If you’re heading into Covenant expecting a stripped back, return to roots Alien experience, you’re in for a disappointment. It is, however, a massive improvement on director Ridley Scott’s previous entry in the franchise, Prometheus – even though it still finds itself hanging onto that film’s coattails.
That decision alone is a head scratcher. It’s not as though Prometheus was a resounding success – quite the opposite, in fact. An overly complicated mess, it’s been firmly relegated to the Alien bargain bin in the years since its release, and deservedly so. And yet there it has not remained, unfortunately. Because just as things are heating up nicely, the ideas, tone and themes of Prometheus rear their heads again. It’s the bad ex that Scott can’t seem to steer clear of. Mercifully, this is largely contained to the midsection. It’s a slog, but what it’s bookended by is just the medicine that the film needs, tying more closely to the series’ traditions of creeping tension and all out bloodshed.
We make our way back to Alien’s dark future aboard colony ship Covenant, as it hurtles through space, carrying its crew, hundreds of colonists, and Walter (Michael Fassbender), a synthetic AI, towards their new home of Origae-6. Damage to the ship awakens the crew early from cryosleep, and into the path of an unknown, seemingly habitable planet far closer to them than their planned destination. A planet they should naturally stay well away from, and one which of course they do not. It’s a simple, quietly confident set up, turning the screw slowly as the crew’s inevitable demise draws nearer. The only thing missing is more time spent on getting to know said crew.
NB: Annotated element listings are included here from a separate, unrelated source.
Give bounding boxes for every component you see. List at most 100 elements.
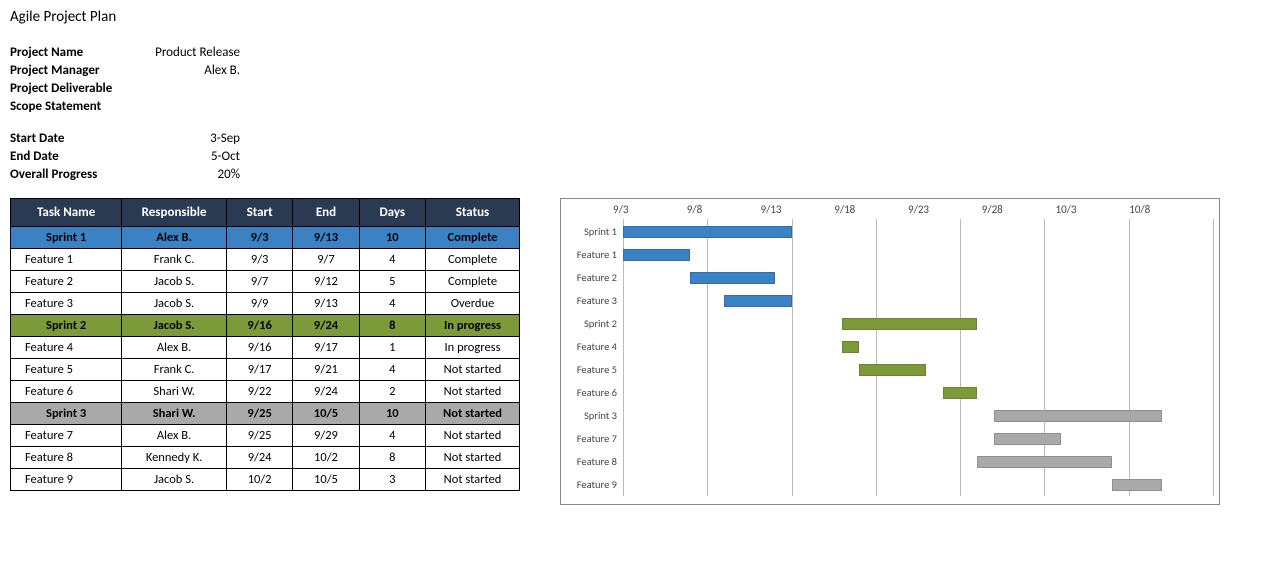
cell-end: 9/13 (293, 293, 359, 315)
gantt-bar (690, 272, 774, 284)
task-row: Feature 3Jacob S.9/99/134Overdue (11, 293, 520, 315)
gantt-bar (977, 456, 1112, 468)
cell-resp: Shari W. (122, 381, 227, 403)
gantt-axis-tick: 9/8 (697, 203, 771, 216)
cell-start: 9/24 (226, 447, 292, 469)
task-row: Feature 8Kennedy K.9/2410/28Not started (11, 447, 520, 469)
cell-end: 9/24 (293, 315, 359, 337)
cell-task: Feature 3 (11, 293, 122, 315)
cell-days: 10 (359, 403, 425, 425)
gantt-bar (623, 249, 690, 261)
cell-end: 10/5 (293, 403, 359, 425)
gantt-bar (943, 387, 977, 399)
gantt-bar (842, 318, 977, 330)
cell-resp: Jacob S. (122, 315, 227, 337)
project-info-block: Project Name Product Release Project Man… (10, 44, 1253, 116)
cell-start: 9/3 (226, 227, 292, 249)
cell-days: 1 (359, 337, 425, 359)
gantt-axis-tick: 9/3 (623, 203, 697, 216)
gantt-bar (842, 341, 859, 353)
page-title: Agile Project Plan (10, 8, 1253, 26)
gantt-row: Feature 7 (563, 427, 1213, 450)
overall-progress-label: Overall Progress (10, 166, 150, 184)
gantt-bar (859, 364, 926, 376)
cell-start: 9/16 (226, 337, 292, 359)
task-row: Feature 9Jacob S.10/210/53Not started (11, 469, 520, 491)
gantt-axis-tick: 10/8 (1139, 203, 1213, 216)
cell-status: Overdue (426, 293, 520, 315)
gantt-row-label: Sprint 1 (563, 225, 623, 238)
cell-status: In progress (426, 315, 520, 337)
cell-days: 4 (359, 249, 425, 271)
gantt-row-label: Feature 3 (563, 294, 623, 307)
project-deliverable-label: Project Deliverable (10, 80, 150, 98)
cell-start: 9/22 (226, 381, 292, 403)
project-dates-block: Start Date 3-Sep End Date 5-Oct Overall … (10, 130, 1253, 184)
cell-days: 5 (359, 271, 425, 293)
cell-task: Feature 8 (11, 447, 122, 469)
gantt-row-label: Feature 1 (563, 248, 623, 261)
cell-end: 9/12 (293, 271, 359, 293)
gantt-row-label: Feature 8 (563, 455, 623, 468)
gantt-row: Sprint 1 (563, 220, 1213, 243)
cell-start: 9/17 (226, 359, 292, 381)
cell-start: 9/25 (226, 425, 292, 447)
project-manager-label: Project Manager (10, 62, 150, 80)
cell-task: Feature 9 (11, 469, 122, 491)
cell-resp: Jacob S. (122, 293, 227, 315)
cell-status: In progress (426, 337, 520, 359)
cell-days: 4 (359, 425, 425, 447)
cell-start: 9/25 (226, 403, 292, 425)
gantt-row: Feature 3 (563, 289, 1213, 312)
cell-status: Not started (426, 381, 520, 403)
cell-end: 9/24 (293, 381, 359, 403)
gantt-row: Feature 5 (563, 358, 1213, 381)
cell-days: 4 (359, 359, 425, 381)
cell-resp: Alex B. (122, 425, 227, 447)
cell-status: Not started (426, 403, 520, 425)
gantt-row: Sprint 2 (563, 312, 1213, 335)
cell-task: Feature 1 (11, 249, 122, 271)
cell-task: Sprint 1 (11, 227, 122, 249)
cell-task: Sprint 3 (11, 403, 122, 425)
project-manager-value: Alex B. (150, 62, 240, 80)
cell-status: Not started (426, 447, 520, 469)
gantt-row: Feature 6 (563, 381, 1213, 404)
col-header-end: End (293, 199, 359, 227)
cell-status: Not started (426, 425, 520, 447)
gantt-bar (994, 433, 1061, 445)
cell-start: 10/2 (226, 469, 292, 491)
sprint-row: Sprint 2Jacob S.9/169/248In progress (11, 315, 520, 337)
cell-days: 3 (359, 469, 425, 491)
cell-resp: Frank C. (122, 249, 227, 271)
gantt-axis-tick: 9/28 (992, 203, 1066, 216)
cell-task: Feature 2 (11, 271, 122, 293)
task-row: Feature 5Frank C.9/179/214Not started (11, 359, 520, 381)
task-table: Task Name Responsible Start End Days Sta… (10, 198, 520, 491)
end-date-label: End Date (10, 148, 150, 166)
gantt-bar (724, 295, 791, 307)
gantt-row-label: Feature 9 (563, 478, 623, 491)
task-row: Feature 6Shari W.9/229/242Not started (11, 381, 520, 403)
cell-resp: Shari W. (122, 403, 227, 425)
task-row: Feature 1Frank C.9/39/74Complete (11, 249, 520, 271)
project-name-label: Project Name (10, 44, 150, 62)
gantt-axis-tick: 9/23 (918, 203, 992, 216)
gantt-row-label: Feature 7 (563, 432, 623, 445)
gantt-row: Feature 2 (563, 266, 1213, 289)
cell-end: 9/7 (293, 249, 359, 271)
col-header-status: Status (426, 199, 520, 227)
gantt-bar (994, 410, 1163, 422)
cell-status: Not started (426, 469, 520, 491)
start-date-label: Start Date (10, 130, 150, 148)
gantt-row-label: Feature 5 (563, 363, 623, 376)
cell-end: 9/21 (293, 359, 359, 381)
cell-status: Complete (426, 249, 520, 271)
start-date-value: 3-Sep (150, 130, 240, 148)
cell-end: 10/2 (293, 447, 359, 469)
cell-task: Feature 7 (11, 425, 122, 447)
cell-days: 8 (359, 315, 425, 337)
col-header-responsible: Responsible (122, 199, 227, 227)
cell-resp: Jacob S. (122, 469, 227, 491)
gantt-row: Feature 9 (563, 473, 1213, 496)
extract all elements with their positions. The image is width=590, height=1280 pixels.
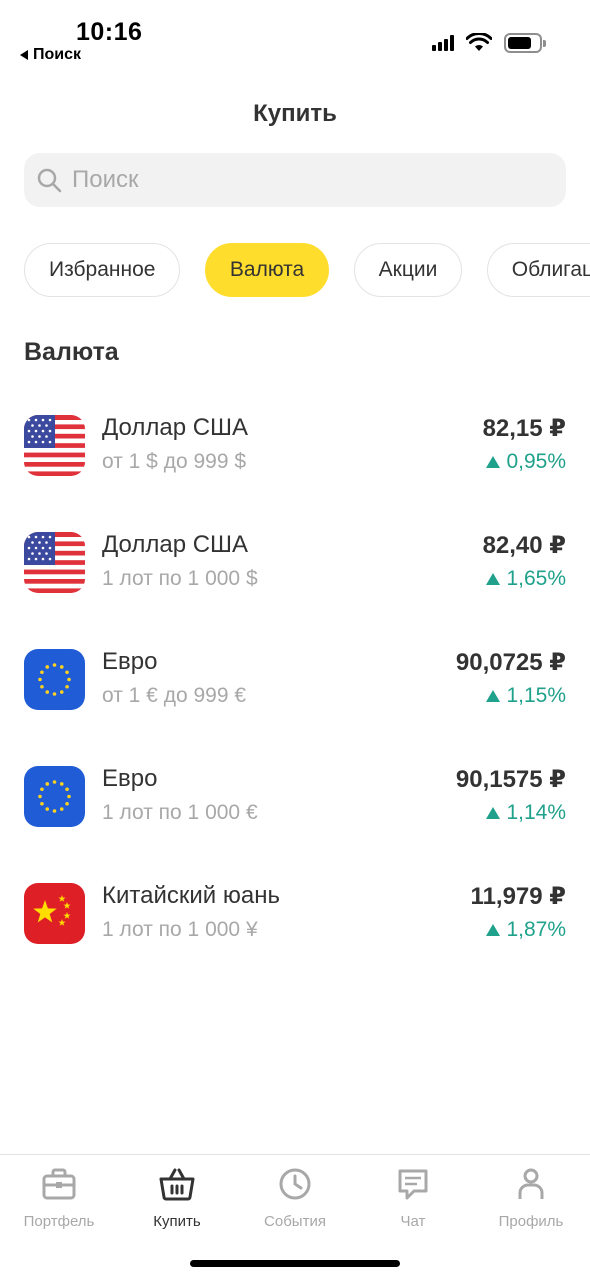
item-change-value: 1,65% bbox=[506, 567, 566, 590]
up-arrow-icon bbox=[486, 807, 501, 819]
search-icon bbox=[37, 168, 62, 193]
profile-icon bbox=[518, 1168, 544, 1199]
page-title: Купить bbox=[253, 100, 337, 127]
chip-stocks[interactable]: Акции bbox=[353, 243, 463, 297]
item-price: 90,0725 ₽ bbox=[455, 649, 566, 676]
item-change: 1,14% bbox=[486, 801, 566, 825]
item-name: Евро bbox=[102, 648, 158, 675]
up-arrow-icon bbox=[486, 924, 501, 936]
item-price: 82,15 ₽ bbox=[482, 415, 566, 442]
up-arrow-icon bbox=[486, 573, 501, 585]
item-subtitle: 1 лот по 1 000 € bbox=[102, 801, 258, 824]
tab-chat[interactable]: Чат bbox=[354, 1165, 472, 1230]
item-name: Доллар США bbox=[102, 414, 249, 441]
chat-icon bbox=[398, 1169, 428, 1200]
up-arrow-icon bbox=[486, 456, 501, 468]
item-name: Доллар США bbox=[102, 531, 249, 558]
item-change: 1,15% bbox=[486, 684, 566, 708]
item-name: Евро bbox=[102, 765, 158, 792]
item-price: 11,979 ₽ bbox=[470, 883, 566, 910]
briefcase-icon bbox=[42, 1168, 76, 1200]
tab-label: Профиль bbox=[498, 1213, 564, 1230]
list-item[interactable]: Доллар США 1 лот по 1 000 $ 82,40 ₽ 1,65… bbox=[0, 503, 590, 620]
basket-icon bbox=[159, 1168, 195, 1201]
chip-bonds[interactable]: Облигации bbox=[486, 243, 590, 297]
tab-portfolio[interactable]: Портфель bbox=[0, 1165, 118, 1230]
chip-favorites[interactable]: Избранное bbox=[24, 243, 181, 297]
list-item[interactable]: Доллар США от 1 $ до 999 $ 82,15 ₽ 0,95% bbox=[0, 386, 590, 503]
tab-label: Купить bbox=[153, 1213, 201, 1230]
item-change-value: 0,95% bbox=[506, 450, 566, 473]
item-subtitle: от 1 € до 999 € bbox=[102, 684, 247, 707]
tab-buy[interactable]: Купить bbox=[118, 1165, 236, 1230]
search-bar[interactable] bbox=[24, 153, 566, 207]
wifi-icon bbox=[466, 33, 492, 51]
currency-list: Доллар США от 1 $ до 999 $ 82,15 ₽ 0,95% bbox=[0, 386, 590, 971]
item-change: 1,65% bbox=[486, 567, 566, 591]
battery-icon bbox=[504, 33, 546, 53]
home-indicator bbox=[190, 1260, 400, 1267]
chip-currency[interactable]: Валюта bbox=[204, 243, 330, 297]
search-input[interactable] bbox=[72, 166, 532, 194]
back-link-label: Поиск bbox=[33, 46, 82, 63]
item-subtitle: 1 лот по 1 000 $ bbox=[102, 567, 258, 590]
list-item[interactable]: Евро от 1 € до 999 € 90,0725 ₽ 1,15% bbox=[0, 620, 590, 737]
category-chips: Избранное Валюта Акции Облигации bbox=[24, 243, 590, 297]
status-time: 10:16 bbox=[76, 18, 143, 46]
item-change-value: 1,15% bbox=[506, 684, 566, 707]
up-arrow-icon bbox=[486, 690, 501, 702]
item-change: 1,87% bbox=[486, 918, 566, 942]
tab-label: Портфель bbox=[23, 1213, 95, 1230]
item-price: 82,40 ₽ bbox=[482, 532, 566, 559]
back-to-search-link[interactable]: Поиск bbox=[20, 46, 81, 64]
item-price: 90,1575 ₽ bbox=[455, 766, 566, 793]
status-icons bbox=[432, 33, 546, 53]
item-name: Китайский юань bbox=[102, 882, 280, 909]
tab-label: Чат bbox=[400, 1213, 426, 1230]
tab-label: События bbox=[264, 1213, 326, 1230]
tab-profile[interactable]: Профиль bbox=[472, 1165, 590, 1230]
item-change-value: 1,14% bbox=[506, 801, 566, 824]
cellular-signal-icon bbox=[432, 35, 454, 51]
clock-icon bbox=[279, 1168, 311, 1200]
back-arrow-icon bbox=[20, 50, 28, 60]
china-flag-icon bbox=[24, 883, 85, 944]
eu-flag-icon bbox=[24, 649, 85, 710]
item-change-value: 1,87% bbox=[506, 918, 566, 941]
eu-flag-icon bbox=[24, 766, 85, 827]
us-flag-icon bbox=[24, 532, 85, 593]
status-bar: 10:16 Поиск bbox=[0, 0, 590, 70]
item-subtitle: 1 лот по 1 000 ¥ bbox=[102, 918, 258, 941]
item-change: 0,95% bbox=[486, 450, 566, 474]
us-flag-icon bbox=[24, 415, 85, 476]
list-item[interactable]: Китайский юань 1 лот по 1 000 ¥ 11,979 ₽… bbox=[0, 854, 590, 971]
item-subtitle: от 1 $ до 999 $ bbox=[102, 450, 247, 473]
section-title: Валюта bbox=[24, 338, 119, 366]
list-item[interactable]: Евро 1 лот по 1 000 € 90,1575 ₽ 1,14% bbox=[0, 737, 590, 854]
tab-events[interactable]: События bbox=[236, 1165, 354, 1230]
Fassbender is uncannily un-human as Walter (later pulling double duty, reprising his role from Prometheus as David), Danny McBride brings the heart and humour as the ship’s pilot Tennessee, Billy Crudup plays first mate Christopher Oram, and Katherine Waterston fills the Ripley role efficiently as all round badass Daniels. Beyond this, however, there are another eight or so members of the team that amount to little more than fodder. Considering that a Prologue fleshing out the characters was released online in the build up to the film, it seems odd that this (or something similar) wasn’t included in the final cut. It doesn’t take away from the fun too much once they all start getting wiped out, yet a touch more detail would certainly have lent to making you care a bit more about them being offed.
Those doing the offing here are the planet’s inhabitants, the aliens of the film’s title. Not only do we get a return of the classic Xenomorph (yay!), but also newcomers in the devilishly skittish little Neomorphs, all of which rain destruction down around them. Oh yes, it’s gory. Very, very gory. Amongst all of the horror, we get some of the most beautiful imagery the series has ever provided. Amazing locations, impressive sets, and fantastic visual effects provide the background to Aliens-esque gung-ho action early on. And whilst the snooze button is hit for a large chunk in the middle of the film, when it does finally rouse from its slumber for the final act, it’s for some original Alien-style claustrophobic corridor stalking Xenomorph goodness.
I just can’t help but wish that there was more of this, and less of the convoluted hangover from Prometheus.